Séance en hémicycle du 5 octobre 2015 à 16h00
Nouveaux droits des personnes en fin de vie — Discussion générale

Photo issue du site de l'Assemblée nationale ou de WikipediaJacqueline Fraysse :

Il n’y a toujours pas de formation spécifique aux soins palliatifs dans le cursus d’enseignement universitaire. La Cour des comptes, dans son dernier rapport public annuel pour l’année 2015, intitulé de façon très explicite « Soins palliatifs : une prise en charge toujours très incomplète », s’en fait l’écho, indiquant que la culture médicale reste « marquée par la survalorisation des prises en charge techniques, au détriment des dimensions d’accompagnement et de prise en charge globale ». Et la Cour d’ajouter que « la mise en place d’une filière universitaire de médecine palliative est considérée par de nombreux acteurs comme essentielle pour une véritable promotion de la démarche et pour le développement d’activités de recherche ». Cette recommandation est très importante. Madame la ministre, maintenez-vous votre opposition à la mise en place de cette filière comme c’est mentionné dans votre réponse à ce rapport ?

Par ailleurs, le maillage territorial en unités de soins palliatifs est très hétérogène d’une région à l’autre. Ainsi, il y a très peu d’unités de soins palliatifs, sinon aucune, dans les Pays-de-Loire ou les régions d’outre-mer. Quelles mesures comptez-vous mettre en oeuvre pour assurer la présence de tels services sur l’ensemble du territoire et permettre ainsi une égalité de traitement de tous les citoyens ?

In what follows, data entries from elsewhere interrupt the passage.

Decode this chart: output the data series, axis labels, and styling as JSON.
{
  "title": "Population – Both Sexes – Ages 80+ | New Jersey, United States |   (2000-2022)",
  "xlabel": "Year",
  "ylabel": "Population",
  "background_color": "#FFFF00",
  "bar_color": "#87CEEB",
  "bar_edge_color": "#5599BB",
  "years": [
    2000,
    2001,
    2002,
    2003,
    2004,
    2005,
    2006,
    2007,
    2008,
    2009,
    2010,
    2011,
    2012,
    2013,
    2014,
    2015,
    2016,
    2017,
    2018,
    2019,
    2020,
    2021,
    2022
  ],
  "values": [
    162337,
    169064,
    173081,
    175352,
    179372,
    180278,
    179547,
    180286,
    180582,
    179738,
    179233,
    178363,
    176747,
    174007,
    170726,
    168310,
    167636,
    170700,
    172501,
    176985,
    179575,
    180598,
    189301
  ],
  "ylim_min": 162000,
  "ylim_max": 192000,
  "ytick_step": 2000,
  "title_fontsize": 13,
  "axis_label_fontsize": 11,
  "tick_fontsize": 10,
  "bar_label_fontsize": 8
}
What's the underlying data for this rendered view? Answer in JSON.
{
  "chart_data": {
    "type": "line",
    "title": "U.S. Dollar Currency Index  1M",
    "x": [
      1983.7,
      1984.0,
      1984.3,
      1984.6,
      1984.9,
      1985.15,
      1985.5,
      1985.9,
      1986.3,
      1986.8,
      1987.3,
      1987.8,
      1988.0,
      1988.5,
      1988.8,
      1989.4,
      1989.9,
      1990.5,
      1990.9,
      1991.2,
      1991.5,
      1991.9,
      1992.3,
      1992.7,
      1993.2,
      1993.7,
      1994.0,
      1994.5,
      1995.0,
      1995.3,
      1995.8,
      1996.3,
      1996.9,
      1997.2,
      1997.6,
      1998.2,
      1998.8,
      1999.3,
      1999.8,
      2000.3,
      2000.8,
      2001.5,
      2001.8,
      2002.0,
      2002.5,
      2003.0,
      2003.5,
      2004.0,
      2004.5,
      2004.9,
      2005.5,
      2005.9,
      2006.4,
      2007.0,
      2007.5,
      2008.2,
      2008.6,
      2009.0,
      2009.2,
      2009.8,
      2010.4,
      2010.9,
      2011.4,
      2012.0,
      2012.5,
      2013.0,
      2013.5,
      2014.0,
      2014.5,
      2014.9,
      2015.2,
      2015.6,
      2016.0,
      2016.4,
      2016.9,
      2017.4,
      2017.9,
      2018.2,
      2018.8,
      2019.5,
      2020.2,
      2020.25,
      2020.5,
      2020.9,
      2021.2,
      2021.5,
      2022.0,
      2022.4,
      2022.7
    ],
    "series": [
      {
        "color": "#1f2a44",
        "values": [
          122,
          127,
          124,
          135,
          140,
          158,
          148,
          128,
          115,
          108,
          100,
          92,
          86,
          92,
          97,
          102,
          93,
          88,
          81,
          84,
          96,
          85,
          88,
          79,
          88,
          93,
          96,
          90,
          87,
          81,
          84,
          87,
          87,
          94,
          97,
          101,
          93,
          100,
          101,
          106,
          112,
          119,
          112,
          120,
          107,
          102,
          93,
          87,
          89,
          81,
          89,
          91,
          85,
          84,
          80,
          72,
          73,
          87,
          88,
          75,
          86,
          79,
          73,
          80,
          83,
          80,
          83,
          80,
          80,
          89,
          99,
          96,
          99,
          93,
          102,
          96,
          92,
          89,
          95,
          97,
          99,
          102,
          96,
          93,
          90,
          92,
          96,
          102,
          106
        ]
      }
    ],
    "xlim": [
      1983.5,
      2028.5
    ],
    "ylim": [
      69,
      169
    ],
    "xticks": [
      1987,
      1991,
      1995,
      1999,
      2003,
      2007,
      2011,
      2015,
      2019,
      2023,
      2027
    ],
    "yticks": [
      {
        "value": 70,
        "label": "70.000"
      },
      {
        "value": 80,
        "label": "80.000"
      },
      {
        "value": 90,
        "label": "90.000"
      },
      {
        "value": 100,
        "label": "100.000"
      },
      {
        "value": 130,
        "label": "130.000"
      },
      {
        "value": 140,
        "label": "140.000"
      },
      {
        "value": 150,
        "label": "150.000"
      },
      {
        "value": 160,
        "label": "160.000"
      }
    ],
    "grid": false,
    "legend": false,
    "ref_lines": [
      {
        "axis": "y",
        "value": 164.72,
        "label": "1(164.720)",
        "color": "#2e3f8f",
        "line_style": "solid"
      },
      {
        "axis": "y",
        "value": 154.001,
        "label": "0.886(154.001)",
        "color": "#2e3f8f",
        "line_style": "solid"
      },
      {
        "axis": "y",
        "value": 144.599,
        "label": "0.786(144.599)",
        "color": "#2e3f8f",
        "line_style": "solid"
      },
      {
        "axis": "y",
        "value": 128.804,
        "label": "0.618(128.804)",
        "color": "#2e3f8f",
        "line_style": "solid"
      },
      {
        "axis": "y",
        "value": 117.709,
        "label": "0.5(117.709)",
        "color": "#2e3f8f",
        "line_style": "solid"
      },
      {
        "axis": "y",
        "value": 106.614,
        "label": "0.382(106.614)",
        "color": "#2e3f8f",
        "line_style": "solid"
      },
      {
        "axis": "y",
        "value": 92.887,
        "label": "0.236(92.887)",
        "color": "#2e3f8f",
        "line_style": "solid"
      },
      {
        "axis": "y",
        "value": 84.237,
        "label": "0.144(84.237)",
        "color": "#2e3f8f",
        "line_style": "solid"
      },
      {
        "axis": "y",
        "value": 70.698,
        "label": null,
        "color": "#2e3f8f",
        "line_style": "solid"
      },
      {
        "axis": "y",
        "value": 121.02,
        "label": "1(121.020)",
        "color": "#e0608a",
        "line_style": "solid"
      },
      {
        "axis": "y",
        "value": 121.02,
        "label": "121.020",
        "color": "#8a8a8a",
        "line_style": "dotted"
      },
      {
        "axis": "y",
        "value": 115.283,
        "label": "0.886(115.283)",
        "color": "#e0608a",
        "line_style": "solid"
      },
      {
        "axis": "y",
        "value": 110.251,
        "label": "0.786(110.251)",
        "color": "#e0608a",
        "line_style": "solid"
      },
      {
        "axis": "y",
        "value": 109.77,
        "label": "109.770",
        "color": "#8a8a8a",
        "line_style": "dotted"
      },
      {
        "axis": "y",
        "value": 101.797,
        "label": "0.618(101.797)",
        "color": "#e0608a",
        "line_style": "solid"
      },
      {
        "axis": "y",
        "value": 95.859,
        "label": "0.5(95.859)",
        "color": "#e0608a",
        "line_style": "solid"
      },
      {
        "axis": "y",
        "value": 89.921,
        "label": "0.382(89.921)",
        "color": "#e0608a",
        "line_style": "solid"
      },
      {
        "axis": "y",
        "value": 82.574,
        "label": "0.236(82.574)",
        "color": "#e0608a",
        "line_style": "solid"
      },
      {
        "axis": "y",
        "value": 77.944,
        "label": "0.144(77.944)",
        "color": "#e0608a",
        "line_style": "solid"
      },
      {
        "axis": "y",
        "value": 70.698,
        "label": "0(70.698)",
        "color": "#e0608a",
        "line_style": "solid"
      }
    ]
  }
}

À côté de ces unités hospitalières, les réseaux de soins palliatifs, quand ils existent, font en ville un travail remarquable et injustement méconnu, cette ignorance permettant de ne pas les financer à la hauteur de ce qu’ils apportent dans la vie de nos concitoyens. Pouvez-vous nous préciser quelles sont les incitations mises en place par les ARS pour favoriser le développement de ces réseaux de ville ?

Enfin, il nous paraît indispensable que les EPHAD soient tenus de conclure des conventions avec les unités mobiles de soins palliatifs afin que leurs résidents meurent dans des conditions dignes, avec un accompagnement spécifique. Que pensez-vous d’une telle obligation ?

Lors de l’examen de ce texte en première lecture à l’Assemblée, vous avez annoncé un plan triennal de développement des soins palliatifs qui, s’il devait être effectivement mis en oeuvre, permettrait de répondre à certaines des préoccupations que je viens d’évoquer. Je salue bien sûr cette annonce mais je m’inquiète. Quels moyens financiers et humains seront affectés aux soins palliatifs, sachant que vous annoncez dans le même temps un plan d’économie sur la santé de 10 milliards d’euros, dont 3 pour les hôpitaux publics ?

Pour conclure, nous voterons ce texte, dont nous partageons le contenu, mais, vous l’avez compris, nous restons extrêmement préoccupés et, je l’avoue, dubitatifs sur les conditions de son application.